To simplify and improve the safety of reprocessing used nuclear fuel, an initial assessment was made of Raman microscopy applied to microfluidic volumes with a view toward the on-line spectroscopic measurement of highly radioactive solutions. This study compares a microscopic Raman probe (excitation focal point diameter 70 μm) to a larger, well studied probe (excitation focal point diameter 125 μm) used in prior investigations. This was done by chemometrically modeling and predicting concentrations of HNO3 solutions (0 M to 8 M) as they flowed through microfluidic cells based upon spectra from each probe. Spectra recorded for each probe using the same static HNO3 solution set contained in 2 dram glass vials were used as training sets to produce models for the respective probes.
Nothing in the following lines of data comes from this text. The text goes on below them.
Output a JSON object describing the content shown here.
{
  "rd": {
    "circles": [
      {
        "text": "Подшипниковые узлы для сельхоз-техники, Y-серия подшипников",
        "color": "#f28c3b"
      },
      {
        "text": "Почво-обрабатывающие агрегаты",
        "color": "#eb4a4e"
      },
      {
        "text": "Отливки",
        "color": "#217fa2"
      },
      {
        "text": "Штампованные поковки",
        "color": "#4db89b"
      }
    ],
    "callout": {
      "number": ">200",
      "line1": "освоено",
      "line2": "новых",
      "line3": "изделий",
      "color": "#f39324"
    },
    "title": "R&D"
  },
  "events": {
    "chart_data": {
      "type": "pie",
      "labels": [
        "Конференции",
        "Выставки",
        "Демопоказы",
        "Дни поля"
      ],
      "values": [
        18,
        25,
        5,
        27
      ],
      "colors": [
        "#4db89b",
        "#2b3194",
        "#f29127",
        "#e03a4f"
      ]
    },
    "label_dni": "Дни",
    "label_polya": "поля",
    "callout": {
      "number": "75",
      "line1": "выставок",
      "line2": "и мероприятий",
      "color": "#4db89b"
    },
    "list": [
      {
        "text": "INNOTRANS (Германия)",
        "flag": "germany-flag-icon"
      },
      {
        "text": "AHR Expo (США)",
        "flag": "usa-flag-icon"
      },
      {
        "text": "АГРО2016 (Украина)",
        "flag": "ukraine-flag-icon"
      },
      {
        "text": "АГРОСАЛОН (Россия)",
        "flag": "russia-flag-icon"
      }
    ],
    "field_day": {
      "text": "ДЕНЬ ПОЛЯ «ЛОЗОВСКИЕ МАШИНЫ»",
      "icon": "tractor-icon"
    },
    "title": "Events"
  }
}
Modeling required baseline, normalization and smoothing preprocessing to compensate for a reduced path length between the static glass vial training set (4 cm) and the reduced path length flow cell (1 cm), wide ranging solution concentrations, and the associated non-linear spectral changes, and abrupt and uneven concentration changes of flowing solutions. The micro-Raman probe is able to produce spectra that may be analyzed chemometrically to accurately predict the concentration of flowing HNO3 solutions down to microliter volumes. Based upon RMSECV and RMSEP modeling statistics concentration predictions of the micro-Raman probe are comparable to those obtained for a macro-Raman on identical samples.